Samuel Ross, the latest recipient of the Fashion Award’s British Emerging Men’s Wear Designer prize, examined what he called “the scaffolds of society.”
In the rain-soaked depths of southeast London, his A-Cold-Wall collection brought a new and refined finish to luxury street wear separates. Anoraks, macs and jackets in chalky grays and earthy browns were paneled and pocketed with graphic precision, sometimes layered with harnesses to keep the wearer upright.
Mr. Ross is already one of the most hyped names on the London fashion scene, and after the show he went on to win the BFC/GQ Designer Menswear Fund, awarded on Monday night.
Over the river, Craig Green was also considering construction: more specifically, what maketh the man. This genial, unassuming London-born designer consistently marries imaginative artistry with commercial nous with his utilitarian work wear, largely rooted around ideas of timeless, nomadic men.

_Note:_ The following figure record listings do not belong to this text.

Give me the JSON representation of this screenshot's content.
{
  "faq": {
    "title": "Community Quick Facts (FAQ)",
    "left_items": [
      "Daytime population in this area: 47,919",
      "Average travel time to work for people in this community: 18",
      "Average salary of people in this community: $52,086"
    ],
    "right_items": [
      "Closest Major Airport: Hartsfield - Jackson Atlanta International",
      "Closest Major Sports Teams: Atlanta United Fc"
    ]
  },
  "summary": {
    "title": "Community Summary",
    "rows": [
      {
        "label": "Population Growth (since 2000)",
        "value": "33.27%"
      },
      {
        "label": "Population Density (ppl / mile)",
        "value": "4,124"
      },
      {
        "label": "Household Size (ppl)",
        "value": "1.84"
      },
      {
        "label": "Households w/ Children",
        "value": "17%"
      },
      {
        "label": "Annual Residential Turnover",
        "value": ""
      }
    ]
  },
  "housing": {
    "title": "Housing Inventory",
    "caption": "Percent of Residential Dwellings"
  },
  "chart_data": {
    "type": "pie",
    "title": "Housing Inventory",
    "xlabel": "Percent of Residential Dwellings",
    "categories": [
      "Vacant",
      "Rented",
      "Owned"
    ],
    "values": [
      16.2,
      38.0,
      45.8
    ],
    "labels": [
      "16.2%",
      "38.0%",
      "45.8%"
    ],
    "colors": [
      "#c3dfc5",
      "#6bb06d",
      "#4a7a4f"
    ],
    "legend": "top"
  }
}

“I was thinking about scrutinizing your own reflection and self-study in mirrors,” Mr. Green said backstage. A series of boxy paneled leather looks opened the show, followed by luxe quilted suits, wafer-thin second-skin cutout looks inspired by Mexican lanterns, and finally signature uniform staples with photo prints reminiscent of a male anatomical sketch.
“It was a more positive show than normal,” Mr. Green said. “Almost celebratory in fact.”